庵主様が荼毘に付されました後も、庵主様の死を悼む人だとか、そのご遺徳を慕う人、尊崇する人、功徳を求める人などが、次々と訪れ、何時まで経っても境内に人の列が途絶えることはありませんでした。
庵主様がお亡くなりになる前におっしゃった、
「たとえ自分の肉体は今ここに滅びようとも、自分の魂は極楽浄土への道の途次に在って浄土への道を照らし皆さん方が迷うことなく阿弥陀如来の許へとたどり着けるよう、導いていくつもりである」とのお言葉が、人伝に(ひとづて)広まりましたから、そのお言葉を聞いて、自分の死後や、自分の縁者たちの死後の冥福を祈る人々が、後を絶たず、境内の人の列は、時と共に、むしろ多くなっていったのでございます。
その為に「庵主様の遺志に沿ってそろそろご遺骨は、ご子息様の許へお返ししたいのですが」と(私が)申しましても、信者達の殆どが、大反対で、誰も言う事を聞いてくれませんでした。
特に強硬に反対されましたのは、照道尼様の跡をお継ぎになられた、今の庵主さまでございました。
「あのお方は、この寺で修行され、この寺の住職としてお亡くなりになったお方でなんでしょ。
だったらご遺骨はこの寺で,御守りさせていただくのが筋なんじゃないでしょうか。
もしご遺骨が、ご子息の許へと返され、ここには無いということになりましたら、ご遺骨を目当てに、ここにお詣りに来て下さる信者の皆さん方に、私、どう話したらよいのでしょう。

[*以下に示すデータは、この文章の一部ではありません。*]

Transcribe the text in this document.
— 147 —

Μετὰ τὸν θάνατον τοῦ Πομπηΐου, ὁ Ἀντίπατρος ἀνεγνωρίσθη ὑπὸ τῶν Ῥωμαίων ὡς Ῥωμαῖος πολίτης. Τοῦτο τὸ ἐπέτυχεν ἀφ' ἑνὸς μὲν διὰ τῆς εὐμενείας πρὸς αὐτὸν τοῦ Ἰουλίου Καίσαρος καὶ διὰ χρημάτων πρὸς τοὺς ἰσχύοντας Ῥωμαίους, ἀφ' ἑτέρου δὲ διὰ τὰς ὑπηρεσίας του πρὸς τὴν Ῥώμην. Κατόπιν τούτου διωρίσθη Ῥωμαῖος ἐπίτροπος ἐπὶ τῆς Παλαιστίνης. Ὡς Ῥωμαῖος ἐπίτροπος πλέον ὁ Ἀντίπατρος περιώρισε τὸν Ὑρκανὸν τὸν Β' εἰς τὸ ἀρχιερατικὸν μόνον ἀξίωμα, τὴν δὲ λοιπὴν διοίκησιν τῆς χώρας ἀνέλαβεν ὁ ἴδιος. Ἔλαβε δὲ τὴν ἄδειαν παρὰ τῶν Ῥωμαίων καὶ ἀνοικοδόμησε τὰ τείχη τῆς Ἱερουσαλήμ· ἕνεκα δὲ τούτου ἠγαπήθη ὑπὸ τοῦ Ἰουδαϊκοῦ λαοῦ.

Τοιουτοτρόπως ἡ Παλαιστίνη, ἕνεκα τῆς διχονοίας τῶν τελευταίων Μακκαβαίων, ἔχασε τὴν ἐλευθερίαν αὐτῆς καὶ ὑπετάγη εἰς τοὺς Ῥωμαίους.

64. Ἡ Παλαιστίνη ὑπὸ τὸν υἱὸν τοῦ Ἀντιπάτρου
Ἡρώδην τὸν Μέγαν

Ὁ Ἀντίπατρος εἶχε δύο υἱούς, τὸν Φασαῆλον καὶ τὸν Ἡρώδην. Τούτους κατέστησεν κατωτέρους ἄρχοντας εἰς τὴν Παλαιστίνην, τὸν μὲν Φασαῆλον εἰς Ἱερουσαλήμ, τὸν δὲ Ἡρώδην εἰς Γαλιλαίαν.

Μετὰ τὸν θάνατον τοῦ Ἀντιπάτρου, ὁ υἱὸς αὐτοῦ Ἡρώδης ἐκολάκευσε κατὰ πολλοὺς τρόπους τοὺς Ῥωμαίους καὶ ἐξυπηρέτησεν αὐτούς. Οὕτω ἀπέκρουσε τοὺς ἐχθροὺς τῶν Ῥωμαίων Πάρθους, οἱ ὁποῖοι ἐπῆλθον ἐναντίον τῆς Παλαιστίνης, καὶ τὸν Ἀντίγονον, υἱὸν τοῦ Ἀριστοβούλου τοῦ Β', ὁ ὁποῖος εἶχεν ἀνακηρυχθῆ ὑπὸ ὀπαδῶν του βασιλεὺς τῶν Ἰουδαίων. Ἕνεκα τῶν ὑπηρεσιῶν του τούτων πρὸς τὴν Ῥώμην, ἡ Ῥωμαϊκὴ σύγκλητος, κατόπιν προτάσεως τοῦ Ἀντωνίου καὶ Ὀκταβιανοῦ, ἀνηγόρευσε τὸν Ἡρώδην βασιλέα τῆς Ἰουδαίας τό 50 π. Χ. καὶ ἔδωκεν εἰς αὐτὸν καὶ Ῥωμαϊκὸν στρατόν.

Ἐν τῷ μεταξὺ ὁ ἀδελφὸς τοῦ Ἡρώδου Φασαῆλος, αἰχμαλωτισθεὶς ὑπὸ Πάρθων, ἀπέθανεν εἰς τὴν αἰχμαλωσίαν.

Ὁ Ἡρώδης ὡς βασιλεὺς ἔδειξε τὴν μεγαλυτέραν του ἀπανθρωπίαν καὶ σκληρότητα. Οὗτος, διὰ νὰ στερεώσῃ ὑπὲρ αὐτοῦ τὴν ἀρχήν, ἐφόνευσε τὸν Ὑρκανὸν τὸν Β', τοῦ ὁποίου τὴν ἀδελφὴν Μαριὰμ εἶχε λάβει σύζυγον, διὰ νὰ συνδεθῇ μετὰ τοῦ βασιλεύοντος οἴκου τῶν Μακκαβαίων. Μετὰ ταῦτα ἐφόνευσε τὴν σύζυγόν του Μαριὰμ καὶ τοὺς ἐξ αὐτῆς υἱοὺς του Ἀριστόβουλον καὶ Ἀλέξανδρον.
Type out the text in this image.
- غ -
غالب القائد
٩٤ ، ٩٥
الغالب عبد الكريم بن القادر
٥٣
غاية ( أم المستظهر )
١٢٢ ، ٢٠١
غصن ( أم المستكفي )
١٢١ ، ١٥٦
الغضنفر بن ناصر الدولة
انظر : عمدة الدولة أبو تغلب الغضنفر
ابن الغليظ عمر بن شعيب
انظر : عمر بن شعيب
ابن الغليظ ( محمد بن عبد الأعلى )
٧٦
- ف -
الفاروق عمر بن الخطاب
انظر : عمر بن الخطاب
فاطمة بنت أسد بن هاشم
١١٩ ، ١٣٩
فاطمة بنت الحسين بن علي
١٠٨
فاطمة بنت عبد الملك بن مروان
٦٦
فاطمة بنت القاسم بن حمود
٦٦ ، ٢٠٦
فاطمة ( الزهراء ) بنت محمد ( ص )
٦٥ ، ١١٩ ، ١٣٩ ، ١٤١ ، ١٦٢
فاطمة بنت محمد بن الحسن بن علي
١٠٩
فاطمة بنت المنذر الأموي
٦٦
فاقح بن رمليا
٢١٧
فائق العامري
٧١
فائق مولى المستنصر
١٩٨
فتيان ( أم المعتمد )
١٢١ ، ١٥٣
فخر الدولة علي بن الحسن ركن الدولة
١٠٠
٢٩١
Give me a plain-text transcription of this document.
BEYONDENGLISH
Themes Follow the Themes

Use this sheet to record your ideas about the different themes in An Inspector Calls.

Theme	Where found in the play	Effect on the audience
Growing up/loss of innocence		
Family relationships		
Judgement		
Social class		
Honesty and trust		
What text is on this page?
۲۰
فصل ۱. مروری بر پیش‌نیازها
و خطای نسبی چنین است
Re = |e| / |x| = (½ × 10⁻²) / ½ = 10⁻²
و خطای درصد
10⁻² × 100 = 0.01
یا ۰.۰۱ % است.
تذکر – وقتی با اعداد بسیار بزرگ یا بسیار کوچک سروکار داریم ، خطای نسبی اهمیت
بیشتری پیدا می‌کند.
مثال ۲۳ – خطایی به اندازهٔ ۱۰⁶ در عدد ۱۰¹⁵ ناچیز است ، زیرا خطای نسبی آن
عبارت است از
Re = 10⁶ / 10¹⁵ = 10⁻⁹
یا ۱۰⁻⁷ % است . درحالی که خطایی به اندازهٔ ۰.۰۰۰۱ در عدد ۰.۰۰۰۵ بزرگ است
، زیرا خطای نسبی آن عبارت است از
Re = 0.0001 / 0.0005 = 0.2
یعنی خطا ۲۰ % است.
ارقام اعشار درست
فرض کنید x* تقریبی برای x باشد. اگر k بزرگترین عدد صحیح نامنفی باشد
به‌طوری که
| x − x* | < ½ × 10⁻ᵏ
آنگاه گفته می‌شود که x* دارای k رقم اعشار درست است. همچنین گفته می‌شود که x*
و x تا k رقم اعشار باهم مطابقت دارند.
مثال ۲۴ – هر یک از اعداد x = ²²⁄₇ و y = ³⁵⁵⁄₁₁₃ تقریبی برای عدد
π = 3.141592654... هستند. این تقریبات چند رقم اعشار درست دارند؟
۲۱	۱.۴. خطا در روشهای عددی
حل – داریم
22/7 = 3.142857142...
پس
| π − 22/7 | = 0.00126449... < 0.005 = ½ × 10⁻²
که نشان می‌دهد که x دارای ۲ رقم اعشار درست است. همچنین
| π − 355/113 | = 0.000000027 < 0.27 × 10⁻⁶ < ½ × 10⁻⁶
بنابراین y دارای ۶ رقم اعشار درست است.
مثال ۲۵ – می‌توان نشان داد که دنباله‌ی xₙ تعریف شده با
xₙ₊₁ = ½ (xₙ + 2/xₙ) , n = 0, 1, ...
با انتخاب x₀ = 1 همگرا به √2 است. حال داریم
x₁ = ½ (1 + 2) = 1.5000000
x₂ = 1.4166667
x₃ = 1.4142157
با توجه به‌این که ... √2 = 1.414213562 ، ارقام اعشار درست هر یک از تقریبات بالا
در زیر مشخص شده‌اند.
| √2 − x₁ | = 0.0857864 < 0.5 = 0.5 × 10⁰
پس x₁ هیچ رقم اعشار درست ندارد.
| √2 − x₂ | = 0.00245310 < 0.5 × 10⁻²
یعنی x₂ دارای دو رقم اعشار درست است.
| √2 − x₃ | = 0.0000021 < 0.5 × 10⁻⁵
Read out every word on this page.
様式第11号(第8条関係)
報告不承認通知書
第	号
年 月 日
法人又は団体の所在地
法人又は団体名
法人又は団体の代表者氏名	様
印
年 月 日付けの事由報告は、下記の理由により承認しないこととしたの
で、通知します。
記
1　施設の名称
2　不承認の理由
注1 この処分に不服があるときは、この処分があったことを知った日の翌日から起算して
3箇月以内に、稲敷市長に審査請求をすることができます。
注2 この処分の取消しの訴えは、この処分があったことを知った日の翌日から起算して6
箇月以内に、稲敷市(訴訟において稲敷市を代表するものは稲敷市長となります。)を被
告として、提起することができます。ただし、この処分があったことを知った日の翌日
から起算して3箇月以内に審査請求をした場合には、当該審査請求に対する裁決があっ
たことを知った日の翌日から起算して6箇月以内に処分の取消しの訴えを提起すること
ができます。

どうしても、ご子息の許へお返しせねばならんと、おっしゃるのでしたら、私は、自分が修行していた、元の寺へ、帰らしてもらいます」と言い張られて、一歩も引かれませんでした。

その31の3

照道尼のご遺志と、今の庵主様や、檀家たちの反対意見との間に立って困り果てていた時、ちょうどうまい具合に、注文してあった照道尼様のお顔に擬して作られた観音像が、届けられました。
この像、照道尼様のご遺徳を慕う信者達から集められた浄財によって作られたもので、左の掌(たなごころ:手の平)には宝珠を、右の手には灯りを高く翳しているお姿をしておられます。
それは、「現世においては、衆生を(しゅじょう:いきとしいけるもの)済度し(さいど:この世の苦海から救い出す)、あの世にあっては、死者の魂の旅路の途次にありて、浄土への道案内たらん」とおっしゃっていた照道尼様のお姿を模したものでございます。
檀家の代表の一人として、出来上がった観音像に、付き添ってきてくださった光右衛門殿に、ご意見を伺いましたところ、
「この寺の檀家の一人でしかない私が、こんなことを申しますのは、檀家の皆さまからの、反感を買うかもしれませんが、ここで議論をしていても埒が明かないんじゃないでしょうか?
ここは一まず、重兵衛殿、貴方のおっしゃる通り照道尼様のご遺志がそうである以上、ご遺骨はご遺族である康継殿の所にもって行かれるのが筋だと思いますけど」と申されました。
「そう思われるでしょ。私、照道尼様がご臨終の折、お傍についていて、あの方のご遺志を直接お聞きしているだけに、今の庵主様や他の檀家衆のように、この寺に留め置くことにはどうして賛同できないのでございます」と我が意を得たりとばかりに私重兵衛はもう一度主張したのでございます。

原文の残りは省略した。